Under US Sanctions, Iran and Venezuela Sign 20-Year Cooperation Plan
Iran and Venezuela, oil producers grappling with crippling US sanctions, signed a 20-year cooperation plan in Tehran on Saturday, with the Islamic Republic’s supreme leader saying the allies would continue to resist pressure from Washington.
The signing ceremony, carried by Iranian state TV, was overseen by Iranian President Ebrahim Raisi and his Venezuelan counterpart Nicolas Maduro and took place at the Saadabad Palace in north Tehran.
The plan includes cooperation in the fields of oil, petrochemicals, defense, agriculture, tourism and culture.
It also includes repair of Venezuelan refineries and the export of technical and engineering services.
“Venezuela has shown exemplary resistance against sanctions and threats from enemies and Imperialists,” Iran’s Raisi said. “The 20-year cooperation document is testimony to the will of the two countries to develop ties.”
“Sanctions and threats against the Iranian nation over the past 40 plus years have been numerous, but the Iranian nation has turned these sanctions into an opportunity for the country’s progress,” he said.
Maduro said through an interpreter that a weekly flight from Caracas to Tehran would begin on July 18.
In a meeting with Maduro, Supreme Leader Ayatollah Ali Khamenei vowed Iran would continue to back Venezuela in the face of US pressures, according to state media.

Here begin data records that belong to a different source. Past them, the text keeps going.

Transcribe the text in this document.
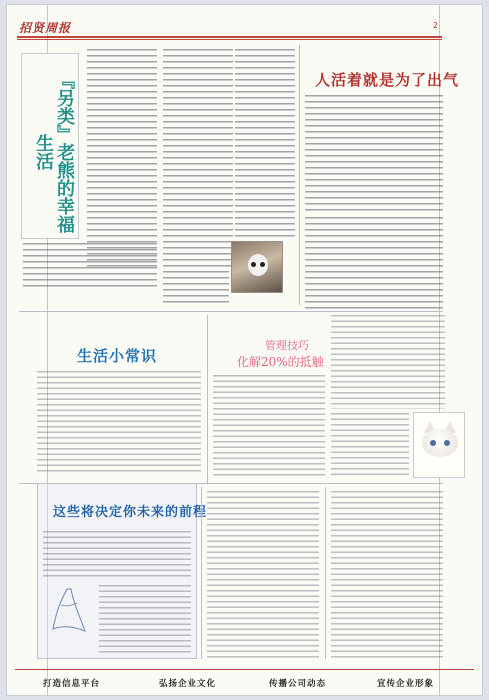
招贤周报	2
『另类』老熊的幸福生活
人活着就是为了出气
生活小常识
管理技巧
化解20%的抵触
这些将决定你未来的前程
打造信息平台	弘扬企业文化	传播公司动态	宣传企业形象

“The successful experience of the two countries showed that resistance is the only way to deal with these pressures,” Khamenei said. “The two countries have such close ties with no other country, and Iran has shown that it takes risks in times of danger and holds its friends’ hands.”
Maduro said: “You came to our aid when the situation in Venezuela was very difficult and no country was helping us.”
Defying US pressures, Iran has sent several cargos of fuel to Venezuela and helped in refinery repairs. Last month, Venezuela began importing Iranian heavy crude, widening a swap agreement signed last year to exchange Iranian condensate for Venezuelan heavy crude.
Maduro arrived in Tehran on Friday with a high-ranking political and economic delegation after visiting Turkey and Algeria.
During the visit, Iran delivered to Venezuela the second of four Aframax-sized oil tankers, with a capacity of 800,000 barrels, ordered from the Iranian company SADRA, state media said. SADRA has been under US sanctions for more than a decade over its links to Iran’s elite Revolutionary Guards.
In May, Iran’s state-owned National Iranian Oil Engineering and Construction Co. signed a contract worth about 110 million euros to repair Venezuela’s smaller 146,000 barrel-per-day refinery.